THE ORIGINS OF THE WONDER WOMAN

The Amazons of Themyscira were created by five of the goddesses of Olympus, Artemis, Aphrodite, Demeter, Hestia, and chief among them, Athena. Victims of men's violence against women, particularly the gods, were reborn again within a utopia of their own control. For millenia, they existed, they existed in peace, hidden away from the horrors of man's world.

Until Ares arrived.

Ares would convince Heracles to wage war on the Amazons after Hippolyta, queen of the Amazons, rejected his advances. Heracles would rally up a legion of men and pillage the Amazons, Heracles subduing and raping Hippolyta (an act Ares would greatly disapprove of) and making the Amazons his slaves. Hippolyta pleads with the goddesses for help. Athena agrees to aid the Amazons, but only if they do not go against their purpose of creation by seeking revenge. When they agree to her terms, Athena frees the Amazons from their chains.

This uneasy peace would last. The Amazons grew weary of this peace, understanding that even in the new lives they had been given, they remained subservient to the world of man, that even the goddesses of Olympus, in all their power, in all their beauty, remained subservient to their will as well. This uneasy peace would reach its tipping point during the event known as the Twilight of the Gods. A powerful race of beings known as the gods of New Genesis would descend upon the Earth, claiming to be from a utopian society of blossoming forests, towering cities, and beautiful creatures. They hoped to conquer the gods of Olympus, Earth's most powerful pantheon, for their allyship in a war with their natural enemies, the gods of Apokalips. The war between the Olympians and the New Gods was brutal, leaving much of Earth in rubble.

The Amazons, however, sympathized with the plights of the New Gods. They saw the war as an opportunity to fight against their oppressors once more. Though Hippolyta sympathized with the majority who saw the war as a way to fight against their oppressors, she was terrified of the punishment that would befall upon her people, should they take up arms. Hippolyta's sister, Antiope, saw issue with this. Antiope would lead a faction of Amazons to take up arms against the Olympians alongside the New Gods.

When the New Gods fell before the Olympians' might, Antiope would be killed. Zeus would punish the Amazons by casting them away to Hades, a godsphere within the Anti-World ruled by its namesake, Hades. Hades, however, sympathized with the Amazonns. He, too, was dealt an unfair card by the Olympians, guarding what was known as Doom's Doorway. He gave the Themscirans the responsibility to guard Doom's Doorway as well as the ability to self govern within the spheres' hellish, demon-plauged lands.

For centuries, the Amazons of Themyscira live in a perfect state of harmony with their surroundings, fearing only the gods that cast them to these lands. Homosexuality is completely natural to them – while some Amazons are chaste, others have loving consorts. Their city is composed entirely of Greco-Roman architecture from 1200 BCE, and they wear Greek garb, togas, sandals, and period armor. They are fervently religious, worshipping their gods as living deities. Artemis is their primary goddess, and they worship her with a sacrifice of a deer. The Amazons celebrate their creation each year in a Feast of Five, remembering the goddesses who brought them to life.

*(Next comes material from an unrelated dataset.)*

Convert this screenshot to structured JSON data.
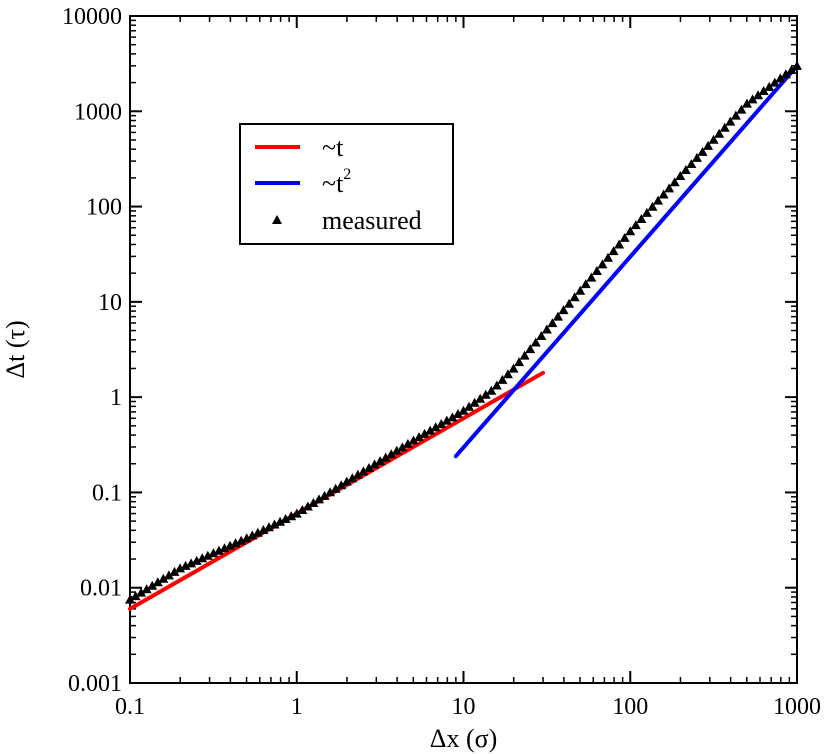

Eventually, the queen of the Amazons, Hippolyta, would sculpt a child from clay. A male. Praying for the goddesses to hear her cries, she begged for them to breathe life into the sculpture, to create for them a savior that would guide their people out of Hades, back to the island that the goddesses had promised them. Taking pity on her most beautiful of creations, Artemis alone would breathe life into this clay child, the one and only son of Themyscira. Hippolyta would name the child Apollo, after Artemis' brother, and out of the symbollic hope that Apollo would lead them to see the overworld's sun once again. Apollo was taught in the ways of the Amazons, taught to love and be kind, yet Apollo was also taught that he was different. That he was to be a man. That he was to fight and conquer, despite the love that surrounded him always. Another factor to him being an outcast? Though a male at birth, Apollo would undergo female puberty, a fact that Hippolyta had greatly tried to disguise.

As a child, Apollo would be haunted by the ghost of Antiope. After an argument with her mother over Apollo's feeling as an outcast, Apollo would be guided by Antiope to Doom's Doorway. Here, Apollo would be reborn again, this time in Man's World. With a new name, one she had chosen herself: Diana, the roman form of the goddess who had imbued her with life in the first place. And now, with a new mission: The defense of all women and the slaughter of the gods that had ravaged her people.